Species matters too. Plants with thicker, waxier leaf coatings lose less water. Those with fewer or smaller stomata transpire more slowly. And the overall leaf area of a plant directly affects total water loss, which is why a dense forest moves far more water than a sparse grassland on the same amount of land.
How Desert Plants Minimize Water Loss
Plants that evolved in arid environments have developed a toolkit of strategies to reduce transpiration without completely giving up photosynthesis. Many desert species have smaller, thicker leaves with heavy waxy coatings that seal their surfaces against water loss. Some have sunken stomata, recessed into pits on the leaf surface where a pocket of humid air forms, reducing the gradient that drives evaporation.

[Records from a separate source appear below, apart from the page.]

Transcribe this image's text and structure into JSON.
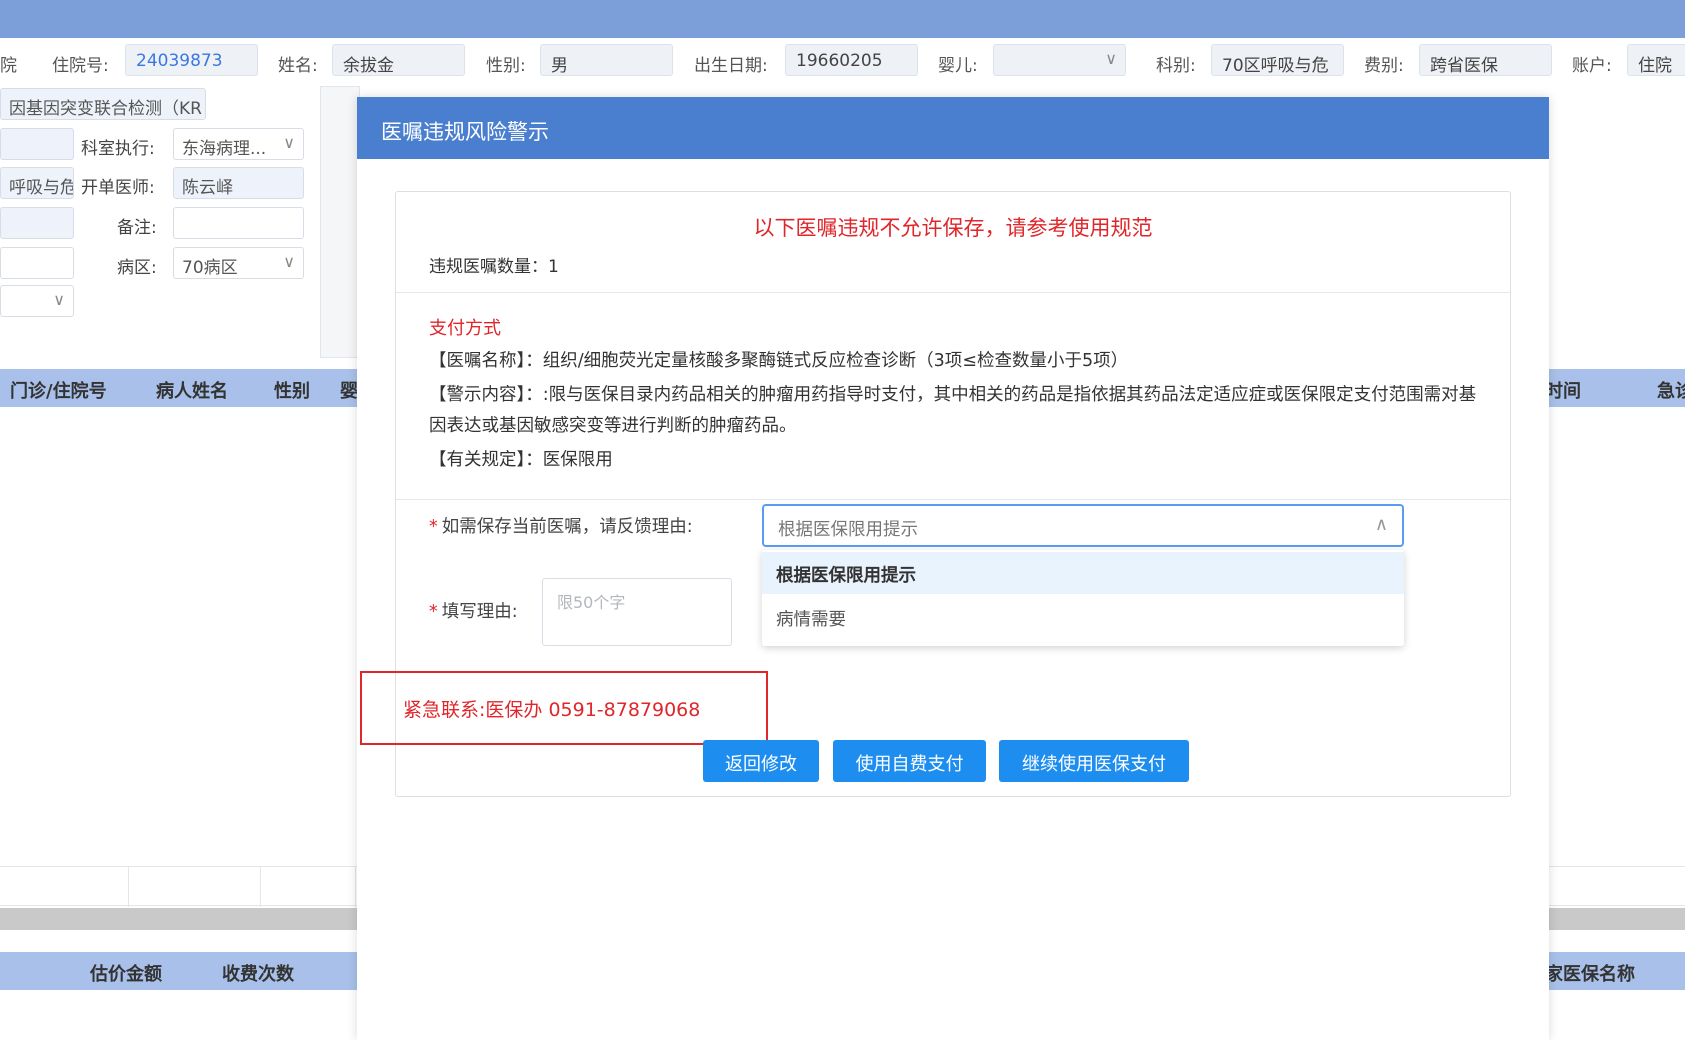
{
  "patient": {
    "dept_fragment": "院",
    "admission_label": "住院号:",
    "admission_no": "24039873",
    "name_label": "姓名:",
    "name": "余拔金",
    "gender_label": "性别:",
    "gender": "男",
    "birth_label": "出生日期:",
    "birth": "19660205",
    "infant_label": "婴儿:",
    "infant": "",
    "dept_label": "科别:",
    "dept": "70区呼吸与危",
    "fee_label": "费别:",
    "fee": "跨省医保",
    "account_label": "账户:",
    "account": "住院"
  },
  "order_form": {
    "test_name": "因基因突变联合检测（KR",
    "exec_label": "科室执行:",
    "exec_value": "东海病理...",
    "dept_fragment": "呼吸与危",
    "doctor_label": "开单医师:",
    "doctor": "陈云峄",
    "remark_label": "备注:",
    "remark": "",
    "ward_label": "病区:",
    "ward": "70病区"
  },
  "table_top": {
    "columns": [
      "门诊/住院号",
      "病人姓名",
      "性别",
      "婴",
      "时间",
      "急诊"
    ]
  },
  "table_bottom": {
    "columns": [
      "估价金额",
      "收费次数",
      "家医保名称"
    ]
  },
  "modal": {
    "title": "医嘱违规风险警示",
    "warning": "以下医嘱违规不允许保存，请参考使用规范",
    "count_label": "违规医嘱数量：",
    "count": "1",
    "section": "支付方式",
    "order_name_label": "【医嘱名称】：",
    "order_name": "组织/细胞荧光定量核酸多聚酶链式反应检查诊断（3项≤检查数量小于5项）",
    "warn_content_label": "【警示内容】：",
    "warn_content": ":限与医保目录内药品相关的肿瘤用药指导时支付，其中相关的药品是指依据其药品法定适应症或医保限定支付范围需对基因表达或基因敏感突变等进行判断的肿瘤药品。",
    "rule_label": "【有关规定】：",
    "rule": "医保限用",
    "reason_select_label": "如需保存当前医嘱，请反馈理由:",
    "reason_select_value": "根据医保限用提示",
    "reason_text_label": "填写理由:",
    "reason_text_placeholder": "限50个字",
    "options": [
      "根据医保限用提示",
      "病情需要"
    ],
    "contact": "紧急联系:医保办 0591-87879068",
    "btn_back": "返回修改",
    "btn_self_pay": "使用自费支付",
    "btn_insurance": "继续使用医保支付",
    "accent_color": "#4a7fcf",
    "alert_color": "#e0262a"
  }
}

Other adaptations are more dramatic. Some plants shed their leaves entirely during the driest months, eliminating transpiration at the cost of halting growth. Others reduce both the number and size of their stomatal openings. Research on a desert shrub called Zygophyllum xanthoxylum found that plants exposed to salt stress significantly reduced their stomatal density and kept their remaining stomata closed, cutting water loss at the expense of slower carbon dioxide intake. Cacti and certain succulents take a different approach entirely, opening their stomata only at night when temperatures are lower and humidity is higher, then storing carbon dioxide internally for daytime photosynthesis.
How Scientists Measure Transpiration
Measuring transpiration at the single-plant level often involves a device called a potometer, which tracks how quickly water is taken up by a cut stem or leaf. The idea is simple: as the plant transpires, the water level in a connected tube drops, and the rate of that drop reflects the transpiration rate. These instruments range from basic student lab setups to precision research tools.
At the landscape scale, researchers use lysimeters, which are large containers of soil with plants growing in them, placed on scales that detect tiny changes in weight as water is lost. Satellite data and weather station networks also contribute to large-scale estimates by measuring evapotranspiration across entire regions and then using models to separate the transpiration component from direct soil evaporation. The global estimate that transpiration accounts for 61% of evapotranspiration comes from a compilation of 81 such ecosystem-scale studies.